Pastoral incompetence, stridency, and obnoxiousness can happen anywhere on the theological of social spectrum. If our conservativeness in the LCMS are driving so many people from our pews to those of the ELCA, then you must be growing mightily, right?!? Or at least your membership/attendance must be declining much slower than the LCMS, right?!?

Ironically, my congregation chose not to join the ELCA merger in the 1980s. So the ELCA lost the entire congregation at that time. In the 1990s dozens of members left the ELCA congregation in Grove City and came to Emmanuel. (About 50 settled here.) Even more ironically, the Grove City congregation they left has now left the ELCA and joined the NALC! The more recent people coming to us are weary Methodists who can't stand the sexuality wars tearing apart their congregations. So people have come to Emmanuel seeking refuge for years and in large numbers.
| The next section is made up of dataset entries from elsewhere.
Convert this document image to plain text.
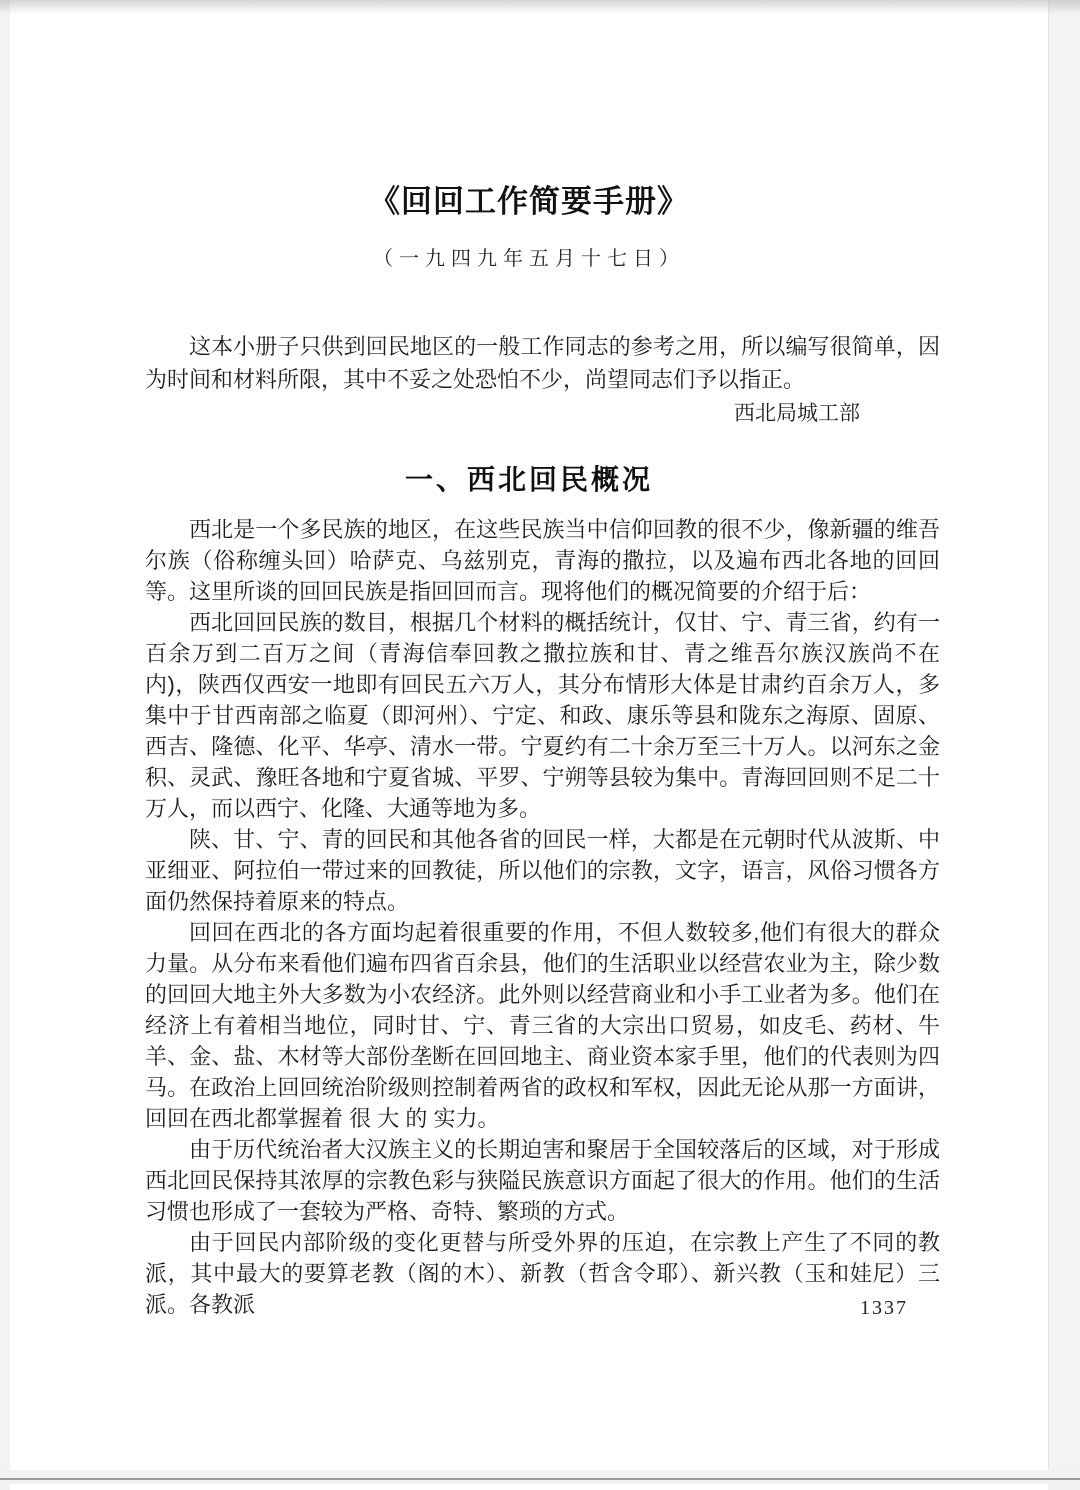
《回回工作简要手册》
（一九四九年五月十七日）
这本小册子只供到回民地区的一般工作同志的参考之用，所以编写很简单，因为时间和材料所限，其中不妥之处恐怕不少，尚望同志们予以指正。
西北局城工部
一、西北回民概况

西北是一个多民族的地区，在这些民族当中信仰回教的很不少，像新疆的维吾尔族（俗称缠头回）哈萨克、乌兹别克，青海的撒拉，以及遍布西北各地的回回等。这里所谈的回回民族是指回回而言。现将他们的概况简要的介绍于后：

西北回回民族的数目，根据几个材料的概括统计，仅甘、宁、青三省，约有一百余万到二百万之间（青海信奉回教之撒拉族和甘、青之维吾尔族汉族尚不在内)，陕西仅西安一地即有回民五六万人，其分布情形大体是甘肃约百余万人，多集中于甘西南部之临夏（即河州）、宁定、和政、康乐等县和陇东之海原、固原、西吉、隆德、化平、华亭、清水一带。宁夏约有二十余万至三十万人。以河东之金积、灵武、豫旺各地和宁夏省城、平罗、宁朔等县较为集中。青海回回则不足二十万人，而以西宁、化隆、大通等地为多。

陕、甘、宁、青的回民和其他各省的回民一样，大都是在元朝时代从波斯、中亚细亚、阿拉伯一带过来的回教徒，所以他们的宗教，文字，语言，风俗习惯各方面仍然保持着原来的特点。

回回在西北的各方面均起着很重要的作用，不但人数较多,他们有很大的群众力量。从分布来看他们遍布四省百余县，他们的生活职业以经营农业为主，除少数的回回大地主外大多数为小农经济。此外则以经营商业和小手工业者为多。他们在经济上有着相当地位，同时甘、宁、青三省的大宗出口贸易，如皮毛、药材、牛羊、金、盐、木材等大部份垄断在回回地主、商业资本家手里，他们的代表则为四马。在政治上回回统治阶级则控制着两省的政权和军权，因此无论从那一方面讲，回回在西北都掌握着 很 大 的 实力。

由于历代统治者大汉族主义的长期迫害和聚居于全国较落后的区域，对于形成西北回民保持其浓厚的宗教色彩与狭隘民族意识方面起了很大的作用。他们的生活习惯也形成了一套较为严格、奇特、繁琐的方式。

由于回民内部阶级的变化更替与所受外界的压迫，在宗教上产生了不同的教派，其中最大的要算老教（阁的木）、新教（哲含令耶）、新兴教（玉和娃尼）三派。各教派	1337
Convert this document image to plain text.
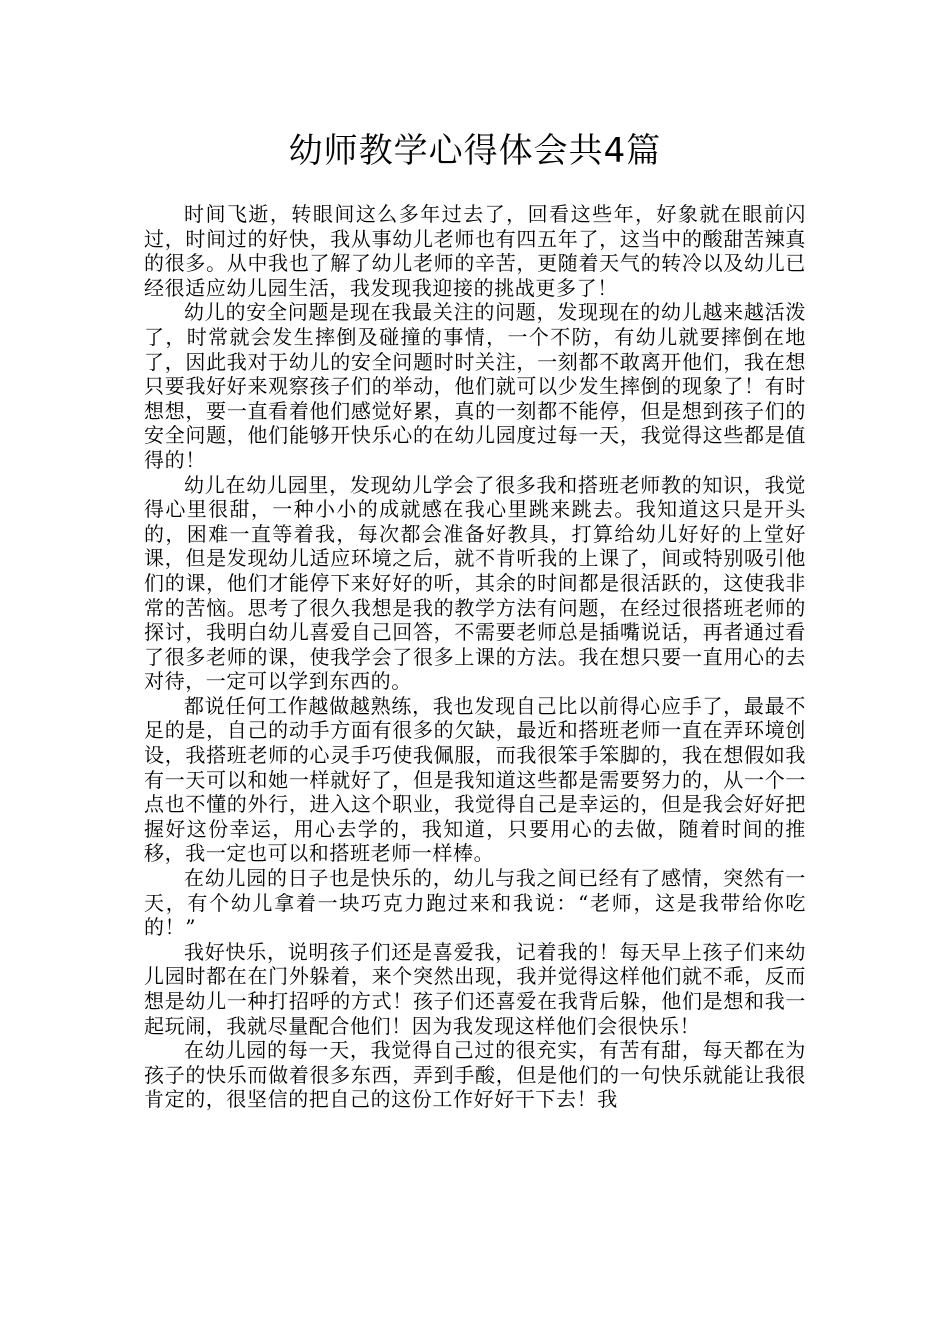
幼师教学心得体会共4篇

时间飞逝，转眼间这么多年过去了，回看这些年，好象就在眼前闪过，时间过的好快，我从事幼儿老师也有四五年了，这当中的酸甜苦辣真的很多。从中我也了解了幼儿老师的辛苦，更随着天气的转冷以及幼儿已经很适应幼儿园生活，我发现我迎接的挑战更多了！

幼儿的安全问题是现在我最关注的问题，发现现在的幼儿越来越活泼了，时常就会发生摔倒及碰撞的事情，一个不防，有幼儿就要摔倒在地了，因此我对于幼儿的安全问题时时关注，一刻都不敢离开他们，我在想只要我好好来观察孩子们的举动，他们就可以少发生摔倒的现象了！有时想想，要一直看着他们感觉好累，真的一刻都不能停，但是想到孩子们的安全问题，他们能够开快乐心的在幼儿园度过每一天，我觉得这些都是值得的！

幼儿在幼儿园里，发现幼儿学会了很多我和搭班老师教的知识，我觉得心里很甜，一种小小的成就感在我心里跳来跳去。我知道这只是开头的，困难一直等着我，每次都会准备好教具，打算给幼儿好好的上堂好课，但是发现幼儿适应环境之后，就不肯听我的上课了，间或特别吸引他们的课，他们才能停下来好好的听，其余的时间都是很活跃的，这使我非常的苦恼。思考了很久我想是我的教学方法有问题，在经过很搭班老师的探讨，我明白幼儿喜爱自己回答，不需要老师总是插嘴说话，再者通过看了很多老师的课，使我学会了很多上课的方法。我在想只要一直用心的去对待，一定可以学到东西的。

都说任何工作越做越熟练，我也发现自己比以前得心应手了，最最不足的是，自己的动手方面有很多的欠缺，最近和搭班老师一直在弄环境创设，我搭班老师的心灵手巧使我佩服，而我很笨手笨脚的，我在想假如我有一天可以和她一样就好了，但是我知道这些都是需要努力的，从一个一点也不懂的外行，进入这个职业，我觉得自己是幸运的，但是我会好好把握好这份幸运，用心去学的，我知道，只要用心的去做，随着时间的推移，我一定也可以和搭班老师一样棒。

在幼儿园的日子也是快乐的，幼儿与我之间已经有了感情，突然有一天，有个幼儿拿着一块巧克力跑过来和我说：“老师，这是我带给你吃的！”

我好快乐，说明孩子们还是喜爱我，记着我的！每天早上孩子们来幼儿园时都在在门外躲着，来个突然出现，我并觉得这样他们就不乖，反而想是幼儿一种打招呼的方式！孩子们还喜爱在我背后躲，他们是想和我一起玩闹，我就尽量配合他们！因为我发现这样他们会很快乐！

在幼儿园的每一天，我觉得自己过的很充实，有苦有甜，每天都在为孩子的快乐而做着很多东西，弄到手酸，但是他们的一句快乐就能让我很肯定的，很坚信的把自己的这份工作好好干下去！我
Tragically, today I learned that the diocese is planning to close another Roman Catholic congregation in the South End by merging it with one north of us. Emmanuel is one of a few, surviving, active congregations in the South End. (There are no ELCA congregations here, only our independent congregation,
an LCMS congregation and---get this---a WELS congregation supporting a school.) So, the traditional and conservative message, kindly delivered, is well received even in urban ministry.